8 Kommentare, sei der nächste!

  1. Danke für die Inspirationen.
    Meine „innere Ordnungsliebhaberin“ ist anscheinend grad auf Weltreise 😉
    Für mich das Schwerste: Dinge, die mit Erinnerungen behaftet sind, besonders mit denen an meine verstorbene Mutter.
    Aber ich will es jetzt auch mit Unterstützung angehen. Der Termin steht schon fest 13. Juni.
    Bitte Daumenhalten.
    Dir viel Erfolg beim Schreibtisch und Schrank-Ausmisten.
    Liebe Grüße

    Beatrice

    1. Liebe Beatrice,

      Erinnerungen sind schwer loszulassen. Ein kleines Kistchen meiner Mutter und Oma darf im Keller bei mir stehen bleiben, ebenso wie das meines verstorbenen Mannes im Schrank. Ein Termin ist auf jeden Fall gut und die Hilfe von einer „unabhängigen“ Person ist Gold wert, denn ihr bedeuten diese Gegenstände nichts.

      Gut, dass du es demnächst angehst, denn je länger man damit lebt umso schwieriger wird es, so jedenfalls meine Erfahrung.
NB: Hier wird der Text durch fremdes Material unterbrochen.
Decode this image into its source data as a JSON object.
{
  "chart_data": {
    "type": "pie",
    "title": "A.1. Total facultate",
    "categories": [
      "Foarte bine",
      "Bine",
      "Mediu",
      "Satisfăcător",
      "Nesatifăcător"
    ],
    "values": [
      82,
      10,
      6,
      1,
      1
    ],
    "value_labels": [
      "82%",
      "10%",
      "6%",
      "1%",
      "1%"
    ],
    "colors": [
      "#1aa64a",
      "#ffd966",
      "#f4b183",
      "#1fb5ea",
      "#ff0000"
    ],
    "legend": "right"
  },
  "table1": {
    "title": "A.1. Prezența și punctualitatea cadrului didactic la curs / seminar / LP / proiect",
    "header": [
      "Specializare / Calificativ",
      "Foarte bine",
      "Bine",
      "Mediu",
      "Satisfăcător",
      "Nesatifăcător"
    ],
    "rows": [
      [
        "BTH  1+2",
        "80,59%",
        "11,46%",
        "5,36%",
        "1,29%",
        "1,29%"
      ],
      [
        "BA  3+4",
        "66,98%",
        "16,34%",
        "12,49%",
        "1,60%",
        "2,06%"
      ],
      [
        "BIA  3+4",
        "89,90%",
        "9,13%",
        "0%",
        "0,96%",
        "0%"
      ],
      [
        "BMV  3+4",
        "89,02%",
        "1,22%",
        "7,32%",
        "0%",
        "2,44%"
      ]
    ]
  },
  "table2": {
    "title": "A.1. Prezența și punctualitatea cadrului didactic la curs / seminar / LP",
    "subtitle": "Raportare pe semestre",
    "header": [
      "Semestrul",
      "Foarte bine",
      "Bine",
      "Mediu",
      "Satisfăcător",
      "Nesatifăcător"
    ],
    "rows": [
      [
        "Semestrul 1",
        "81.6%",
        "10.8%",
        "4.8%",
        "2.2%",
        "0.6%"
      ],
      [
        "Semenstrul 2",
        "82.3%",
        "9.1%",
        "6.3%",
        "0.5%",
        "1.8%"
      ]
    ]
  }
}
      Gutes Gelingen und ich drücke ganz fest die Daumen. Du schaffst es und hinterher ist es ein gutes leichtes Gefühl.

      Liebe Grüße
      Elvira

  2. Da ist soviel Wahres dabei! Den Tip mit dem Klamotten anders rumdrehen werde ich gleich mal aufnehmen.? Seit ich nicht mehr berufstätig bin bevorzuge ich andere Kleidung aber es war ja mal so teuer!! Mit dem Hausrat haben wir erlebt wie das ist wenn man die Haushalte von Verwandten auflöst. Seitdem versuche ich „unnützes“ nicht mehr anzuschaffen. Aber was ist unnütz? Mit dem Papierkram ist jetzt manches überflüssig zu verwahren in Zeiten des digitalen Papierkrams! Ich wünsche Dir ein sonniges Wochenende ???

    1. Liebe Leni,
      seit ich die Wohnung einer Verwandten auflösen musste, überlege ich auch bei jedem Teil, ob ich es unbedingt brauche oder es ein reiner Lustkauf ist.

      Wünsche dir einen schönen Tag und viel Erfolg beim Kleiderbügel falsch herum hängen und der Entscheidung, ob du dich am Saisonende doch trennen möchtest von einer Klamotte, die den Schrank verstopft.

      Liebe Grüße
      Elvira

  3. Liebe Elvira, ich unterschreibe bei jedem Wort… Vor allem bei der Gratwanderung zwischen Chaos und Ordnung. Und dem Bedürfnis nach BEIDEM. In allen Lebensbereichen… Danke für deine klaren Worte. Und die vielen praktischen Vorschläge – die ich vermutlich mal wieder nicht umsetzen werde….Aber gut, wenn man wenigstens weiß: Es GÄBE Möglichkeiten…
    Herzlichen Gruß
    Maria

    1. Liebe Maria, ich halte es auch sehr lange nach dem Motto aus „Wer aufräumt, ist nur zu faul zum suchen“.

      Einen ordentlichen Gruß
      Elvira

  4. Oh, wie Recht Du hast!! und- je älter Du wirst, um so schlechter kannst Du dich vom“Krempel“ trennen. Man könnte es ja noch mal gebrauchen oder: es sind ja Erinnerungen oder: die Kinder und Enkel sollten das auch mal zu Kenntnis nehmen und man weiß selbst, wie es war als man bei Oma/Opa einmal „ausgemistet“ hat , als sie von uns gingen.
    Man kann sich schlecht dagegen wehren, es könnte ja sein, dass man Dieses oder Jenes noch mal braucht.
    Klamotten? wie kann man die schon wegwerfen – haben Geld gekostet – auch wenn sie schon jahrelang nicht mehr getragen wurden.
    Du hast recht: man sollte einmal – wenn auch mit Tränen in den Augen – ganz radikal ausräumen. Habe es mir jetzt vorgenommen.
    Schöne Viehmarktzeit.

    1. Lieber Christian,

      danke Dir, dass Du den Artikel um einige Argumente bereicherst, mit denen wir das Aufräumen immer wieder hinausschieben. Und ich denke an dich, wenn ich mich jetzt mal über meinen Kleiderschrank und Schreibtisch hermache.

      Vielleicht laufen wir uns auf dem Festplatz über den Weg.